Los mensajes subliminales que las películas nos transmiten no se revelan con claridad hasta pasadas unas cuantas horas, cuando las huellas de las impresiones causadas por el envoltorio narrativo-artístico han terminado de disiparse. El tiempo necesario para que estos mensajes salgan a la superficie varía; debe depender tanto de lo sensibilizados que nos encontremos hacia el tema como de la categoría subliminal que su comunicación haya sido capaz de alcanzar. Generalmente no pasa de unas horas, a veces una noche. A mí, en el caso de la Ciudad de vida y muerte, me llevó un día y hasta dos noches valorar en profundidad la perversión del mensaje que esta película nos depositaba.
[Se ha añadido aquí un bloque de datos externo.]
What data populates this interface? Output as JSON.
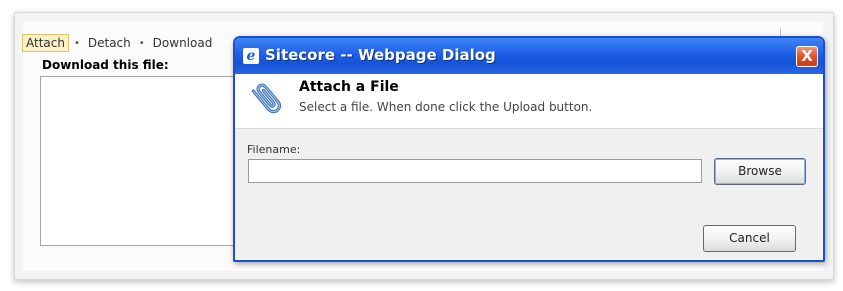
{
  "toolbar": {
    "items": [
      {
        "label": "Attach"
      },
      {
        "label": "Detach"
      },
      {
        "label": "Download"
      }
    ],
    "separator": "•"
  },
  "field": {
    "label": "Download this file:"
  },
  "dialog": {
    "title": "Sitecore -- Webpage Dialog",
    "title_icon": "ie-page-icon",
    "close_label": "X",
    "header_title": "Attach a File",
    "header_subtitle": "Select a file. When done click the Upload button.",
    "header_icon": "paperclip-icon",
    "filename_label": "Filename:",
    "filename_value": "",
    "browse_label": "Browse",
    "cancel_label": "Cancel"
  },
  "colors": {
    "titlebar": "#1f5fe8",
    "dialog_border": "#1a4fd0",
    "close_button": "#e4502a",
    "toolbar_active": "#fbf1c4"
  }
}
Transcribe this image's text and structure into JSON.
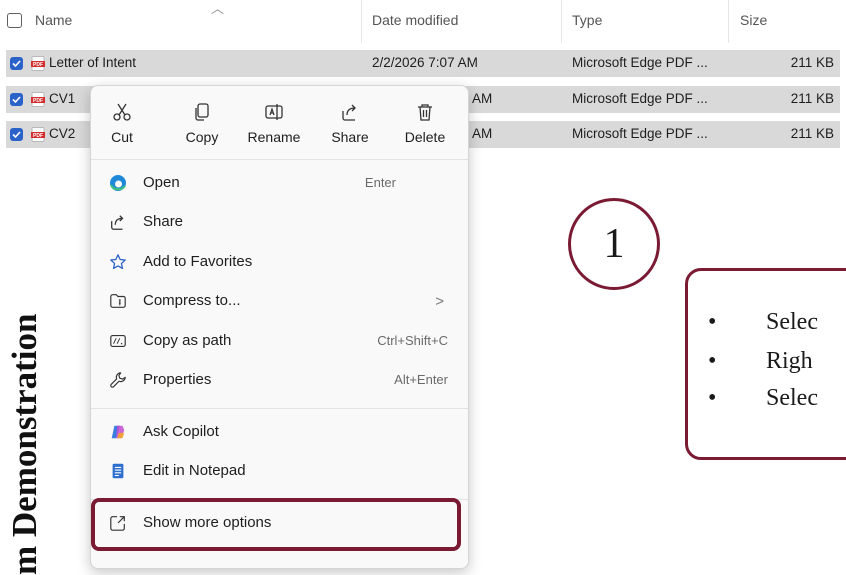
{
  "columns": {
    "name": "Name",
    "date": "Date modified",
    "type": "Type",
    "size": "Size"
  },
  "files": [
    {
      "name": "Letter of Intent",
      "date": "2/2/2026 7:07 AM",
      "type": "Microsoft Edge PDF ...",
      "size": "211 KB"
    },
    {
      "name": "CV1",
      "date": "AM",
      "type": "Microsoft Edge PDF ...",
      "size": "211 KB"
    },
    {
      "name": "CV2",
      "date": "AM",
      "type": "Microsoft Edge PDF ...",
      "size": "211 KB"
    }
  ],
  "quick_actions": [
    {
      "label": "Cut",
      "icon": "scissors-icon"
    },
    {
      "label": "Copy",
      "icon": "copy-icon"
    },
    {
      "label": "Rename",
      "icon": "rename-icon"
    },
    {
      "label": "Share",
      "icon": "share-icon"
    },
    {
      "label": "Delete",
      "icon": "trash-icon"
    }
  ],
  "menu_items": [
    {
      "label": "Open",
      "shortcut": "Enter",
      "icon": "edge-icon"
    },
    {
      "label": "Share",
      "shortcut": "",
      "icon": "share-icon"
    },
    {
      "label": "Add to Favorites",
      "shortcut": "",
      "icon": "star-icon"
    },
    {
      "label": "Compress to...",
      "shortcut": ">",
      "icon": "zip-folder-icon"
    },
    {
      "label": "Copy as path",
      "shortcut": "Ctrl+Shift+C",
      "icon": "path-icon"
    },
    {
      "label": "Properties",
      "shortcut": "Alt+Enter",
      "icon": "wrench-icon"
    },
    {
      "label": "Ask Copilot",
      "shortcut": "",
      "icon": "copilot-icon"
    },
    {
      "label": "Edit in Notepad",
      "shortcut": "",
      "icon": "notepad-icon"
    },
    {
      "label": "Show more options",
      "shortcut": "",
      "icon": "external-box-icon"
    }
  ],
  "banner_text": "m Demonstration",
  "step_number": "1",
  "instructions": [
    "Selec",
    "Righ",
    "Selec"
  ],
  "bullet": "•",
  "colors": {
    "accent": "#7a1a33",
    "selection": "#d9d9d9",
    "checkbox": "#2b62c9"
  }
}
La película Ciudad de vida y muerte, que dice narrar la masacre realizada por los japoneses en la ciudad china de Nanking durante la segunda guerra chino-japonesa, en 1937, no es que sea mala, no es que sea injusta con la historia, no es que sea parcial, es que es sencillamente perversa. No creo que únicamente se trate del intento de diluir el agravio sentido por el pueblo chino ante la barbarie perpetrada por el pueblo japonés, mediante la exposición de unos hechos vistos desde ambas partes, víctimas y verdugos, mostrando los sufrimientos y desventuras de unos y otros. ¡No!, ¡no!, ¡ya hemos visto muchas películas con esa intención y no se trata de eso!
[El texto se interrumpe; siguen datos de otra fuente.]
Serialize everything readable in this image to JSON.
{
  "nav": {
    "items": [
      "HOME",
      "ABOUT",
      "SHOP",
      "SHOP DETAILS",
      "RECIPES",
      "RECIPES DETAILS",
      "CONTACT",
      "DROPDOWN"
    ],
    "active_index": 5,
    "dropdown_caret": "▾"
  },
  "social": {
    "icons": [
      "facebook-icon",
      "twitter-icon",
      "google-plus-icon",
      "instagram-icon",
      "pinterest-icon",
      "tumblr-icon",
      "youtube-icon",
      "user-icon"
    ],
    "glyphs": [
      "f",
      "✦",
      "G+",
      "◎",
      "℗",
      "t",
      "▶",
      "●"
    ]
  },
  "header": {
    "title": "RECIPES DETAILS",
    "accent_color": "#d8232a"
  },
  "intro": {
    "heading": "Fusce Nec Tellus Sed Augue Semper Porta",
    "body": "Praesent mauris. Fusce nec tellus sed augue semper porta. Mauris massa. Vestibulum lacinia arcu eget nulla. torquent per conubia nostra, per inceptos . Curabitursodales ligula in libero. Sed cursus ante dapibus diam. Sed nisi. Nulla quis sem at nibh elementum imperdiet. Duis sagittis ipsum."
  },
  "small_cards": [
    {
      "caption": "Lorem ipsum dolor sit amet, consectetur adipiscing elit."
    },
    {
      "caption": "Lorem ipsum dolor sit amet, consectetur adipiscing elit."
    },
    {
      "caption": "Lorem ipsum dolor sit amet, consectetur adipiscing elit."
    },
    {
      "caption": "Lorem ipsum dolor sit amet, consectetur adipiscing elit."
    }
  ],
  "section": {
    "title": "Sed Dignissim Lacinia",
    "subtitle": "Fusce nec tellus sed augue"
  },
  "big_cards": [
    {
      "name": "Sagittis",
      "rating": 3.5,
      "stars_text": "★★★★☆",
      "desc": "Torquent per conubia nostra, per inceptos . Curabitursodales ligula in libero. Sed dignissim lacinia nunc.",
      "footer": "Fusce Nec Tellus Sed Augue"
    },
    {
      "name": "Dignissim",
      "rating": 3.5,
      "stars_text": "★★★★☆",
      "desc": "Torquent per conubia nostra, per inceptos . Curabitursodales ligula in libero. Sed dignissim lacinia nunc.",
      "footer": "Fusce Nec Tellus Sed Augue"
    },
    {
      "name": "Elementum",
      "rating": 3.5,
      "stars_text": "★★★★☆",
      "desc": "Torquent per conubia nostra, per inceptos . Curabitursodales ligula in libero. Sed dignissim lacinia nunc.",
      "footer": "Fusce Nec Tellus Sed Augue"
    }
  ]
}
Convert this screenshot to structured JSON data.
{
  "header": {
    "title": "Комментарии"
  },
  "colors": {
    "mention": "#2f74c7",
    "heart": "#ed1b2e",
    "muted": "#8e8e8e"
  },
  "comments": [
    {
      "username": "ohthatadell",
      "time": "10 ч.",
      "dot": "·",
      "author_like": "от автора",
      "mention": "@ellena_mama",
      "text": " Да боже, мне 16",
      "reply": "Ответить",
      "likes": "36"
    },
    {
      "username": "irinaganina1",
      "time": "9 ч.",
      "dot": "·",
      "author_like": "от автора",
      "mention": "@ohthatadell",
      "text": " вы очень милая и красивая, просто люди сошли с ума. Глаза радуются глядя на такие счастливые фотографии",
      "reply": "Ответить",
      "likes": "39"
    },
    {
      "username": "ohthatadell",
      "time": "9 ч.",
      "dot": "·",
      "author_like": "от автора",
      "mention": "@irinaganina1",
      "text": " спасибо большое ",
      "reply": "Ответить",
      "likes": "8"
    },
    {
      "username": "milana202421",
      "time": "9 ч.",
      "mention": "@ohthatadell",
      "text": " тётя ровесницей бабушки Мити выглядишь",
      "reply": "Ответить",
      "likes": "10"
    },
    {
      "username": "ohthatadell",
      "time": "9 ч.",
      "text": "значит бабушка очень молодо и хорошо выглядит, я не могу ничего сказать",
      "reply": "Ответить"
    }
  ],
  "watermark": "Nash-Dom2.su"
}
La película Ciudad de vida y muerte no narra la masacre que se realizó en la ciudad de Nanking ni la guerra en 1937 entre chinos y japoneses. Si me limitara a lo que vi en la proyección (la danza de los japoneses me pareció magnífica), hoy sabría sobre aquellos hechos poco más de lo que sabía un par de semanas antes, es decir, nada. La narración es mucho más general. Salvo por los caracteres visibles en pequeños papeles y las facciones de los contendientes, aquellas imágenes y aquella narración se podrían situar en cualquier lugar y época del mundo. ¡Con una excepción!, el primer plano del fino y brillante preservativo de plástico -hay actores que matarían por un primer plano de esa categoría- que me resultó completamente fuera de lugar en una narración de 132 minutos sobre una masacre en la que se mataron de 200.000 a 300.000 personas y se violaron a entre 20.000 y 80.000 mujeres.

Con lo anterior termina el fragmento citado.